I can't understand why the media wants to place the "blame" for children's actions on EVERYTHING under the sun...except the PARENTS! They swear that since a teenager heard the latest 50 Cent album or watched the "Texas Chainsaw Massacre" on TV, that it MUST be the "reason" why they do things of that nature. I am sorry (and you all can argue this)...I DISAGREE! It all starts at home, and it amazes me that back in the day, my grandfather had a gun at home...I KNEW not to touch it (locked away or not). Similarly, if I got in a fight, I was taught the notion...you win some and you lose some, but you live to see another day. Well not in this day and age...children shoot and stab each other. ALSO, if I got an "F" on a test or lost a game...I sucked it up and figured I'd try harder next time. I didn't expect my mother to call the school, or SUE anybody because I may have failed.

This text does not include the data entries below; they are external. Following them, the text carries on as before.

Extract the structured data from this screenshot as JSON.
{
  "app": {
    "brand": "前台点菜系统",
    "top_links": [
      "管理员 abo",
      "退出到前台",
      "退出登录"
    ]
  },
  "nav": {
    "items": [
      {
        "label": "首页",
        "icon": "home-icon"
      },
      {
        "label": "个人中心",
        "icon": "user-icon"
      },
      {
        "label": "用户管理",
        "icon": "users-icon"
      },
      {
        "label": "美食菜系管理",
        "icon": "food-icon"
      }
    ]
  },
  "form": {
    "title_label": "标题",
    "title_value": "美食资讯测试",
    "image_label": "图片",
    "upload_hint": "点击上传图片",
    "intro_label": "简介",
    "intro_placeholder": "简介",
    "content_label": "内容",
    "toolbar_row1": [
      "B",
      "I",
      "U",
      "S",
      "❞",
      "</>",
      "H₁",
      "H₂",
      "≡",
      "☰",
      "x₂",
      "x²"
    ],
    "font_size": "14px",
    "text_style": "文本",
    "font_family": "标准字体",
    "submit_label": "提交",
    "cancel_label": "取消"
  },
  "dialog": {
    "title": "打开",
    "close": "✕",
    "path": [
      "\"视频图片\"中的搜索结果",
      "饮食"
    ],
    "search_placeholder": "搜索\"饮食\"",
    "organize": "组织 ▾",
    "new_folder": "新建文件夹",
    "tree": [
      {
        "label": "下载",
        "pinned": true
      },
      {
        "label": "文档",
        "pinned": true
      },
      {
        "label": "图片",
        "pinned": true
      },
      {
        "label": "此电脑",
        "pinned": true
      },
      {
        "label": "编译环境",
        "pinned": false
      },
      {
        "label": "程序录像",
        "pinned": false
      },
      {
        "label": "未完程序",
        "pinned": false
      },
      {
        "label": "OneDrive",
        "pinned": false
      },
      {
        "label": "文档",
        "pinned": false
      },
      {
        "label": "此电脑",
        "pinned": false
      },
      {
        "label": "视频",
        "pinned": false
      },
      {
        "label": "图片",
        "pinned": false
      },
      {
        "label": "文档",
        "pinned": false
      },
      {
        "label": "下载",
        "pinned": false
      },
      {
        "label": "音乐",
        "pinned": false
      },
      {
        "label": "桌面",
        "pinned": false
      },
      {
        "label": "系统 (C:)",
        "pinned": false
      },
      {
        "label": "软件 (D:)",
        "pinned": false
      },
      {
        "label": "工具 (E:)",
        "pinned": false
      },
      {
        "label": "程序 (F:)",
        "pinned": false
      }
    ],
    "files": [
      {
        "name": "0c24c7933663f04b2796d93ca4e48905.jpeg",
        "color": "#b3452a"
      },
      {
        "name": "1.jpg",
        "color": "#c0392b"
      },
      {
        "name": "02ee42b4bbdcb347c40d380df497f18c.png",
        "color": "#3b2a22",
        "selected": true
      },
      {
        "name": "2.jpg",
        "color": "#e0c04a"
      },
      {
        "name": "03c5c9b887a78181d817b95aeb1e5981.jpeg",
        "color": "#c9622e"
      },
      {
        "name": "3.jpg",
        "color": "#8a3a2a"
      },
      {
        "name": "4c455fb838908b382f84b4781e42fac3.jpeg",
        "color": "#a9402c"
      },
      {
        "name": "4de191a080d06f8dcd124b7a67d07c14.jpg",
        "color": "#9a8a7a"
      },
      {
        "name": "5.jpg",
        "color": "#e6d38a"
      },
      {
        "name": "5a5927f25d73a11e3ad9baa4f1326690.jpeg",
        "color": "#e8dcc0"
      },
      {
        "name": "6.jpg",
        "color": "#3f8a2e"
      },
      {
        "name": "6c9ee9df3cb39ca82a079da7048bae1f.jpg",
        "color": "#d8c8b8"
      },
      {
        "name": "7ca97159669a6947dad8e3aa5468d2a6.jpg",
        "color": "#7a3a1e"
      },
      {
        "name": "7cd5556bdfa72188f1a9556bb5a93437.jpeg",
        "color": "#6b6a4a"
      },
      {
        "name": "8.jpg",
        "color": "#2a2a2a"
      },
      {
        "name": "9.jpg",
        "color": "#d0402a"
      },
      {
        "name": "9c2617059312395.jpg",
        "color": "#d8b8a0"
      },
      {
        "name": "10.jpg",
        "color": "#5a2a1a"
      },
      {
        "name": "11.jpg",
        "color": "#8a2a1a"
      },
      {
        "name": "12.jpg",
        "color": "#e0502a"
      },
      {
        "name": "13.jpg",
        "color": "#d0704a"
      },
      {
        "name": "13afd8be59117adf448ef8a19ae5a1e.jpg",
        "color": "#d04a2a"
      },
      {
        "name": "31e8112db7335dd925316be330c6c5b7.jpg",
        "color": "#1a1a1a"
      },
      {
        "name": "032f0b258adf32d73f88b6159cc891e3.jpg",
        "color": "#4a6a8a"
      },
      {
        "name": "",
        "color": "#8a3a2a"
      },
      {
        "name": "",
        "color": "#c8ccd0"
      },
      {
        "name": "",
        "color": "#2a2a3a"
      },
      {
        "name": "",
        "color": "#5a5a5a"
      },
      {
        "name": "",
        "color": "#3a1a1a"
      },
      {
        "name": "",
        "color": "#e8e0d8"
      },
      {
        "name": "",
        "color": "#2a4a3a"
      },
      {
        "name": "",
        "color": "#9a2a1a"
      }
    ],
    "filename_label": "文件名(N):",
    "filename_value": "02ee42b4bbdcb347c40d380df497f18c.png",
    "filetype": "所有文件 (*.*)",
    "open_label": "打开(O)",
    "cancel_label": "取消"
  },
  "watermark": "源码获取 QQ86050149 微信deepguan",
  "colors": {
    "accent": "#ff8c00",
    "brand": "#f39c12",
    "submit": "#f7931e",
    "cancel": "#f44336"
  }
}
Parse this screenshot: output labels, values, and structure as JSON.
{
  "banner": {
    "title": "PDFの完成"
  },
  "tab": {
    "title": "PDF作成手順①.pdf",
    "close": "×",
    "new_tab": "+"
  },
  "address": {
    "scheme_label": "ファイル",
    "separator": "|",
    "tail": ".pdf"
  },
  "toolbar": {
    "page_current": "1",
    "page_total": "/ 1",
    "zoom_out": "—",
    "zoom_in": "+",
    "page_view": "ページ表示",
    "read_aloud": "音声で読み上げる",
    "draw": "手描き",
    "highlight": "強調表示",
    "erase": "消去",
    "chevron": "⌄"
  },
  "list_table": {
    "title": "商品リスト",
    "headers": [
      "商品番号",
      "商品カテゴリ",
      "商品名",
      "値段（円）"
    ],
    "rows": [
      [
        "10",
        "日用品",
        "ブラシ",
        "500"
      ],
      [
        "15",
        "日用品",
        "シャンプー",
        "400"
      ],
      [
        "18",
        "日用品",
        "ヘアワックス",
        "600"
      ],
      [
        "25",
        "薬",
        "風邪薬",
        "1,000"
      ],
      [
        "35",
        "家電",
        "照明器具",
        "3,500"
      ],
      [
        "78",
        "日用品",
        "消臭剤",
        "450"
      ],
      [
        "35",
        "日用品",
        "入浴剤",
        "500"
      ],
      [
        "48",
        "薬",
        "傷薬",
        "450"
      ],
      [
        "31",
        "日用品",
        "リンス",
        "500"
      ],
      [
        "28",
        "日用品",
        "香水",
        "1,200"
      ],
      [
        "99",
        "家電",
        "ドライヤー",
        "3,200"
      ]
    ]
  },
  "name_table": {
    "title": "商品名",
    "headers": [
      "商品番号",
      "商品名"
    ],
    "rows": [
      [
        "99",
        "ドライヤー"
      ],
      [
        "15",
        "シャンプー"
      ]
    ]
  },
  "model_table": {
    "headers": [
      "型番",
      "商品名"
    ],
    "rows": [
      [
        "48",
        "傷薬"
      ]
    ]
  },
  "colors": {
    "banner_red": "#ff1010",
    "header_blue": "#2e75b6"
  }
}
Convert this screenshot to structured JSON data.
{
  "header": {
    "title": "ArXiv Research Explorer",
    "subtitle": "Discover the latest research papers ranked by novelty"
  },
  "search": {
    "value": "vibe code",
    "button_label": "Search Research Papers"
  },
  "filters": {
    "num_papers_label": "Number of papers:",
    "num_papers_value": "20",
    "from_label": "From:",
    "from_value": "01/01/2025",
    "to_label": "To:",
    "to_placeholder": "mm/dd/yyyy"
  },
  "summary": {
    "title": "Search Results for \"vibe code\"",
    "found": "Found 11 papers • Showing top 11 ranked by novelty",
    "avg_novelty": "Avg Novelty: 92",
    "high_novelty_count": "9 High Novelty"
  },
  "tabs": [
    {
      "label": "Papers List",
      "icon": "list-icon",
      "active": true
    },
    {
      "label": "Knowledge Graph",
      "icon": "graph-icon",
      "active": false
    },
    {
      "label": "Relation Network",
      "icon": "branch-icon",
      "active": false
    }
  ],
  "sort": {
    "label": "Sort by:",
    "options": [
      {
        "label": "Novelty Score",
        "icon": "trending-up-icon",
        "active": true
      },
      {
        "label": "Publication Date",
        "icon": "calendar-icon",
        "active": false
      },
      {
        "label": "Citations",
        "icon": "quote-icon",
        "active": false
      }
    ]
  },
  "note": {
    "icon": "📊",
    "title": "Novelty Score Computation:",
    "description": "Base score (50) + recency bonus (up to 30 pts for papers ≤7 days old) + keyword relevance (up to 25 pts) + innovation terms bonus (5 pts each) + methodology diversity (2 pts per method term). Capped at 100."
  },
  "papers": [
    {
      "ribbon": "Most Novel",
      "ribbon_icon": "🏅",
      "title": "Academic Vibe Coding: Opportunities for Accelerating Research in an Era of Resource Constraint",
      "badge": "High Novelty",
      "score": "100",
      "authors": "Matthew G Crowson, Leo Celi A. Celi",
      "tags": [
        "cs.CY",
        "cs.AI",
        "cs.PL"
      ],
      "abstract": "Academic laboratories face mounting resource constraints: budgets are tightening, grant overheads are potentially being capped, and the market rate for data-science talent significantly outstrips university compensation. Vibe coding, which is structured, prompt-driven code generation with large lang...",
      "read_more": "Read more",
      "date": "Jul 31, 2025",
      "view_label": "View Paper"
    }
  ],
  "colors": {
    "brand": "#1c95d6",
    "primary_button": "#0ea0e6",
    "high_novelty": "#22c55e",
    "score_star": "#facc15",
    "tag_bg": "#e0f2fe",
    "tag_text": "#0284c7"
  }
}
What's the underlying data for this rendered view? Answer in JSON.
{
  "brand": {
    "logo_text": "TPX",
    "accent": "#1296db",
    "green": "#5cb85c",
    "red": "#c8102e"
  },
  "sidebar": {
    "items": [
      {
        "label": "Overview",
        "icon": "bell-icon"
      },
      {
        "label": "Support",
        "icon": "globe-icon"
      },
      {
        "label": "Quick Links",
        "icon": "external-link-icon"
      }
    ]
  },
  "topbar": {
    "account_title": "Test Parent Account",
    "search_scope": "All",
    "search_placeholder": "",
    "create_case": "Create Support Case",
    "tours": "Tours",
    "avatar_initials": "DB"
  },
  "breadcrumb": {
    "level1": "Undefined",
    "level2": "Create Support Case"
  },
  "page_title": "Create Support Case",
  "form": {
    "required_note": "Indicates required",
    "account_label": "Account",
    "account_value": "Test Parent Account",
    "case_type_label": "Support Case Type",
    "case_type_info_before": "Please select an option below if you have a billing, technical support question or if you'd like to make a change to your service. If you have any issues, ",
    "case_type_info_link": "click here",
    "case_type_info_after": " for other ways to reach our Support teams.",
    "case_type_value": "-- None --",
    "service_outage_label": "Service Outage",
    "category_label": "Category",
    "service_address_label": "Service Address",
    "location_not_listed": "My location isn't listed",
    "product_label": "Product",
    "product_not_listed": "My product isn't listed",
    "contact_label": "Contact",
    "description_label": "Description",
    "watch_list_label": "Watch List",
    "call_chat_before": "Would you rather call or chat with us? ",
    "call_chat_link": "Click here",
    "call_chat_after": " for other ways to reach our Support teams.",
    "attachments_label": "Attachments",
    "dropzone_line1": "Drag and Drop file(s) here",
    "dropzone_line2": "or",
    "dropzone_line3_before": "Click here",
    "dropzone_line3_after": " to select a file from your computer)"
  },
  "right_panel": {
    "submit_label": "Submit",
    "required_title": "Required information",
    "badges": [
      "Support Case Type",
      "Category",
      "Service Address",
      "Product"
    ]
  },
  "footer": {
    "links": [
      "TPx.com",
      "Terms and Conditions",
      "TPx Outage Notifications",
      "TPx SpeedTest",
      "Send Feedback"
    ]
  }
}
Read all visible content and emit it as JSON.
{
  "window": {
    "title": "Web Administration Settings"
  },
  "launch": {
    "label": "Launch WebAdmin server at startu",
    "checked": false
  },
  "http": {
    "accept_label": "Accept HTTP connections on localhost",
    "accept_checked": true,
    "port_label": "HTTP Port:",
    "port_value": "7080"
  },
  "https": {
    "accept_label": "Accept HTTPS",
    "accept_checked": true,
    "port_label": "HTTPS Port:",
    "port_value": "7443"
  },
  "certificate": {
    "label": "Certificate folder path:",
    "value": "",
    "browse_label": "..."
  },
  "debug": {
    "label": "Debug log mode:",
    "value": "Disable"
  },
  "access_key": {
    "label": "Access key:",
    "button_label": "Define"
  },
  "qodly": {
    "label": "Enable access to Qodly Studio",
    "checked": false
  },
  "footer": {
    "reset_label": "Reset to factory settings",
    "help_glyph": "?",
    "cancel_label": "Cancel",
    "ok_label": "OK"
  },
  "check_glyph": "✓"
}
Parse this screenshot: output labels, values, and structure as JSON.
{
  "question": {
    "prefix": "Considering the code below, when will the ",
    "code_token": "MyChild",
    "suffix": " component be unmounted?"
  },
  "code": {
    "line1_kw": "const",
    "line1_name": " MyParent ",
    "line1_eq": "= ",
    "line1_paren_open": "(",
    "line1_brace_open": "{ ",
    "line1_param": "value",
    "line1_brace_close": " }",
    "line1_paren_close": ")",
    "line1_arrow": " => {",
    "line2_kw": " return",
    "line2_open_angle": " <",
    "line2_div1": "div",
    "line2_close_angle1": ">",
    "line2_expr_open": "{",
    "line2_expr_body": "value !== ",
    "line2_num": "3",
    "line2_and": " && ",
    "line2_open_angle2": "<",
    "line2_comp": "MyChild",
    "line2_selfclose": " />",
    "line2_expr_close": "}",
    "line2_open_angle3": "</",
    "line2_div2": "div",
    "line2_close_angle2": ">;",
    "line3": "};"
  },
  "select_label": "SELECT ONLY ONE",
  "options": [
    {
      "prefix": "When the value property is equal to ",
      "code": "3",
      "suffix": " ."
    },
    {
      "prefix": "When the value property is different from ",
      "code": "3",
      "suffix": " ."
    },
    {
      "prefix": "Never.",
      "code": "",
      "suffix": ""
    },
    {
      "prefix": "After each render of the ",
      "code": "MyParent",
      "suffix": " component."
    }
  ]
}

We live in a society where parents condone the fact that their children cannot "accept" failure. They're ready to go and fight the parents of the child that beat them up...or to go curse out the teacher that issued a failing grade. They are also quick to yell, "Not my son..." or "My daughter is a good child and would NEVER do that..." Always quick to jump to their children's defense, thus, the children lose the lesson.

It was rumored that the gunman at Virginia Tech (Engineer Major) may have been upset about his grades...then some say a girlfriend breaking up with him (which doesn't jive with the story about him being a loner). I don't know which it may have been, if either reason at all, but the fact of the matter is...families and friends of 32 individuals are left to mourn the (senseless) loss of their loved ones. Students commented that he said nothing as he was shooting...nothing.

Society is so quick to point fingers and try to figure out the reason why, and I think often times, they come up with the wrong reason. It is time for parents to step up to the plate and start accepting responsibility for how they raise their children. I know I can't speak for anyone else, but I am ACTIVE in what goes on at school, similarly I am to see homework EVERY night. 90% of the time, we have discussion as we ALL sit at the dinner table for dinner (none of this sitting in front of the TV or my children eating separate from me). I talk to my children about understanding what goes on in "real life (politics, religion, sex, crime, drugs-especially upon their solicitation of understanding these things)," so that when they come across something less than favorable or "wrong," they know the difference. And regardless of what goes on at home and how hard parents try to "shelter" or protect their children, there is a big bad world out there, and I know it is my sworn duty to give 500% to make sure that my children not only realize their full potential as they grow and develop, but that I have instilled some good, sound CRITICAL THINKING SKILLS in their brains enough to know not to shoot up the damn school, and the severity of repercussions for doing so..."worldly" or not.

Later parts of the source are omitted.